Bu durum ise, Bulgaristan ve Yunanistan'ın arasındaki ihtilafı çözdüğü için, şimdi her ikisi için de ortak düşman Osmanlı Devleti olmuştu. Neticede kısa bir müddet için önce Sırbistan ve Bulgaristan arasında kurulan ittifaka Karadağ ve Yunanistan da katıldı. Böylece Balkanlarda Osmanlı Devleti'ne karşı harekete geçme hazırlıkları tamamlanmış oldu.

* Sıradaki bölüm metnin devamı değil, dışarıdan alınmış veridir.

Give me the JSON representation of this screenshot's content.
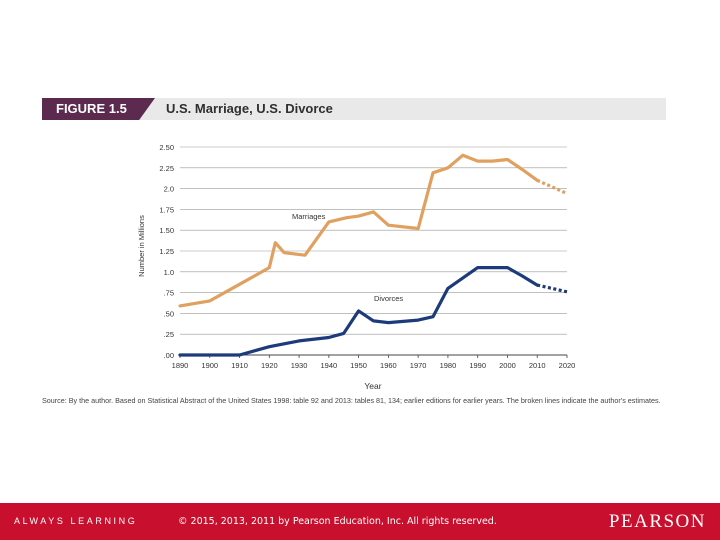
{
  "header": {
    "figure_label": "FIGURE 1.5",
    "title": "U.S. Marriage, U.S. Divorce"
  },
  "chart_data": {
    "type": "line",
    "title": "U.S. Marriage, U.S. Divorce",
    "xlabel": "Year",
    "ylabel": "Number in Millions",
    "xlim": [
      1890,
      2020
    ],
    "ylim": [
      0,
      2.5
    ],
    "x_ticks": [
      "1890",
      "1900",
      "1910",
      "1920",
      "1930",
      "1940",
      "1950",
      "1960",
      "1970",
      "1980",
      "1990",
      "2000",
      "2010",
      "2020"
    ],
    "y_ticks": [
      ".00",
      ".25",
      ".50",
      ".75",
      "1.0",
      "1.25",
      "1.50",
      "1.75",
      "2.0",
      "2.25",
      "2.50"
    ],
    "grid": true,
    "colors": {
      "marriages": "#e0a060",
      "divorces": "#1d3a7a"
    },
    "series": [
      {
        "name": "Marriages",
        "key": "marriages",
        "x": [
          1890,
          1900,
          1910,
          1915,
          1920,
          1922,
          1925,
          1932,
          1940,
          1946,
          1950,
          1955,
          1960,
          1970,
          1975,
          1980,
          1985,
          1990,
          1995,
          2000,
          2005,
          2010
        ],
        "values": [
          0.59,
          0.65,
          0.85,
          0.95,
          1.05,
          1.35,
          1.23,
          1.2,
          1.6,
          1.65,
          1.67,
          1.72,
          1.56,
          1.52,
          2.19,
          2.25,
          2.4,
          2.33,
          2.33,
          2.35,
          2.23,
          2.1
        ],
        "projected_x": [
          2010,
          2015,
          2020
        ],
        "projected_values": [
          2.1,
          2.02,
          1.94
        ]
      },
      {
        "name": "Divorces",
        "key": "divorces",
        "x": [
          1890,
          1900,
          1910,
          1920,
          1930,
          1940,
          1945,
          1950,
          1955,
          1960,
          1970,
          1975,
          1980,
          1990,
          2000,
          2005,
          2010
        ],
        "values": [
          0.0,
          0.0,
          0.0,
          0.1,
          0.17,
          0.21,
          0.26,
          0.53,
          0.41,
          0.39,
          0.42,
          0.46,
          0.8,
          1.05,
          1.05,
          0.95,
          0.84
        ],
        "projected_x": [
          2010,
          2015,
          2020
        ],
        "projected_values": [
          0.84,
          0.8,
          0.76
        ]
      }
    ]
  },
  "source_note": "Source: By the author. Based on Statistical Abstract of the United States 1998: table 92 and 2013: tables 81, 134; earlier editions for earlier years. The broken lines indicate the author's estimates.",
  "footer": {
    "tagline": "ALWAYS LEARNING",
    "copyright": "© 2015, 2013, 2011 by Pearson Education, Inc. All rights reserved.",
    "brand": "PEARSON"
  }
}
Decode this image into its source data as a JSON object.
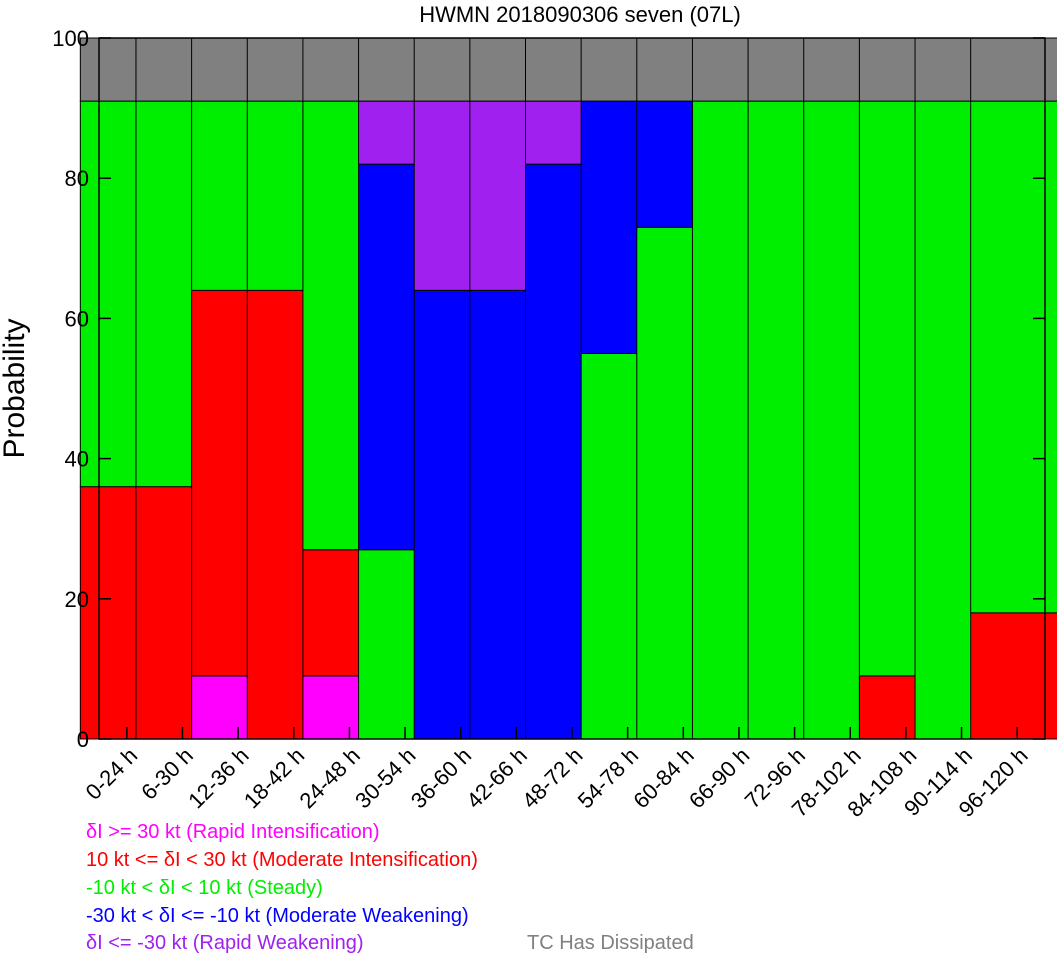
{
  "chart_data": {
    "type": "bar",
    "stacked": true,
    "title": "HWMN 2018090306 seven (07L)",
    "xlabel": "",
    "ylabel": "Probability",
    "ylim": [
      0,
      100
    ],
    "yticks": [
      0,
      20,
      40,
      60,
      80,
      100
    ],
    "grid": false,
    "categories": [
      "0-24 h",
      "6-30 h",
      "12-36 h",
      "18-42 h",
      "24-48 h",
      "30-54 h",
      "36-60 h",
      "42-66 h",
      "48-72 h",
      "54-78 h",
      "60-84 h",
      "66-90 h",
      "72-96 h",
      "78-102 h",
      "84-108 h",
      "90-114 h",
      "96-120 h"
    ],
    "series": [
      {
        "name": "δI >= 30 kt (Rapid Intensification)",
        "color": "#ff00ff",
        "values": [
          0,
          0,
          9,
          0,
          9,
          0,
          0,
          0,
          0,
          0,
          0,
          0,
          0,
          0,
          0,
          0,
          0
        ]
      },
      {
        "name": "10 kt <= δI < 30 kt (Moderate Intensification)",
        "color": "#ff0000",
        "values": [
          36,
          36,
          55,
          64,
          18,
          0,
          0,
          0,
          0,
          0,
          0,
          0,
          0,
          0,
          9,
          0,
          18
        ]
      },
      {
        "name": "-10 kt < δI < 10 kt (Steady)",
        "color": "#00ee00",
        "values": [
          55,
          55,
          27,
          27,
          64,
          27,
          0,
          0,
          0,
          55,
          73,
          91,
          91,
          91,
          82,
          91,
          73
        ]
      },
      {
        "name": "-30 kt < δI <= -10 kt (Moderate Weakening)",
        "color": "#0000ff",
        "values": [
          0,
          0,
          0,
          0,
          0,
          55,
          64,
          64,
          82,
          36,
          18,
          0,
          0,
          0,
          0,
          0,
          0
        ]
      },
      {
        "name": "δI <= -30 kt (Rapid Weakening)",
        "color": "#a020f0",
        "values": [
          0,
          0,
          0,
          0,
          0,
          9,
          27,
          27,
          9,
          0,
          0,
          0,
          0,
          0,
          0,
          0,
          0
        ]
      },
      {
        "name": "TC Has Dissipated",
        "color": "#808080",
        "values": [
          9,
          9,
          9,
          9,
          9,
          9,
          9,
          9,
          9,
          9,
          9,
          9,
          9,
          9,
          9,
          9,
          9
        ]
      }
    ],
    "legend": [
      {
        "text": "δI >= 30 kt (Rapid Intensification)",
        "color": "#ff00ff"
      },
      {
        "text": "10 kt <= δI < 30 kt (Moderate Intensification)",
        "color": "#ff0000"
      },
      {
        "text": "-10 kt < δI < 10 kt (Steady)",
        "color": "#00ee00"
      },
      {
        "text": "-30 kt < δI <= -10 kt (Moderate Weakening)",
        "color": "#0000ff"
      },
      {
        "text": "δI <= -30 kt (Rapid Weakening)",
        "color": "#a020f0"
      },
      {
        "text": "TC Has Dissipated",
        "color": "#808080"
      }
    ],
    "legend_placement": "bottom"
  }
}
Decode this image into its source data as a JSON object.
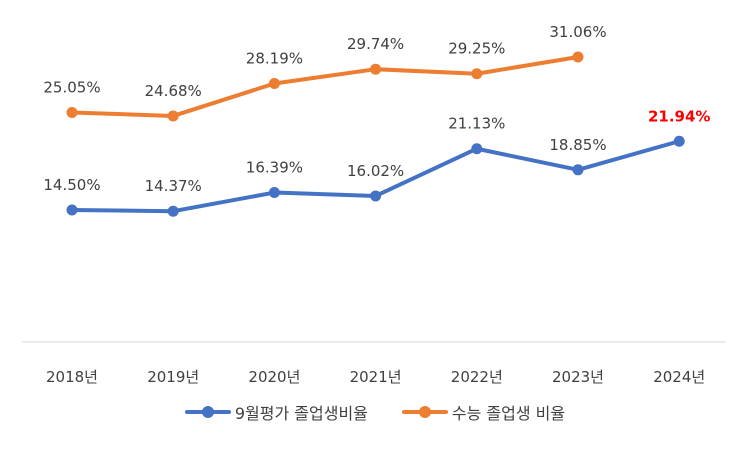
{
  "chart_data": {
    "type": "line",
    "categories": [
      "2018년",
      "2019년",
      "2020년",
      "2021년",
      "2022년",
      "2023년",
      "2024년"
    ],
    "series": [
      {
        "name": "9월평가 졸업생비율",
        "color": "#4472C4",
        "values": [
          14.5,
          14.37,
          16.39,
          16.02,
          21.13,
          18.85,
          21.94
        ],
        "labels": [
          "14.50%",
          "14.37%",
          "16.39%",
          "16.02%",
          "21.13%",
          "18.85%",
          "21.94%"
        ],
        "highlight_label_index": 6,
        "highlight_color": "#FF0000"
      },
      {
        "name": "수능 졸업생 비율",
        "color": "#ED7D31",
        "values": [
          25.05,
          24.68,
          28.19,
          29.74,
          29.25,
          31.06,
          null
        ],
        "labels": [
          "25.05%",
          "24.68%",
          "28.19%",
          "29.74%",
          "29.25%",
          "31.06%",
          null
        ]
      }
    ],
    "title": "",
    "xlabel": "",
    "ylabel": "",
    "grid": false,
    "legend_position": "bottom"
  }
}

Bu sırada Türk ordusu subayları iki partiye ayrılmış durumdaydı. Hükümet ise Ruslar'ın Balkanlarda savaşa müsaade etmeyeceği hususundaki yalan teminatına inanmıştı. Nitekim Sofya elçiliğinden hariciye nazırı olan Asım Bey 15 Temmuz'da, Meclis-i Mebusan'da Balkanlarda savaş ihtimalinin bulunmadığını iddia etmişti. Bunun üzerine Rumeli'deki en iyi 120 tabur asker terhis edildi. Balkan devletleri ittifaktan sonra Osmanlı Devleti'ne isteklerini bildirdiler . ...
I.Balkan Savaşı
Osmanlı Devleti isteklerini kabul etmeyince, 8 Ekim 1912'de Karadağ Prensliği savaş ilan etti. Onu Bulgaristan, Sırbistan ve Yunanistan takip etti. İkmal ve Levazım Teşkilatı'nın bozulduğu Osmanlı ordusu seferberliğini çok geç yapabildi. Bulgaristan ' a karşı çıkacak kuvvetler 5 kolordu halinde, Şark Ordu- su namıyla toplandı ve Birinci Ferik Abdullah Paşa'nın kumandasına verildi. Edirne mevkiindeki bağımsız kuvvetler Şükrü Paşa'nın emrinde idi. Yunanistan'a karşı Selanik'te bir kolordu ve Yanya Kalesi'ndeki kuvvetler bırakılmıştı. Sırbistan'a karşı Makedonya'yı Garp Ordusu kumandanı müstakbel sadrazam Birinci Ferik Ali Paşa savunmuştu.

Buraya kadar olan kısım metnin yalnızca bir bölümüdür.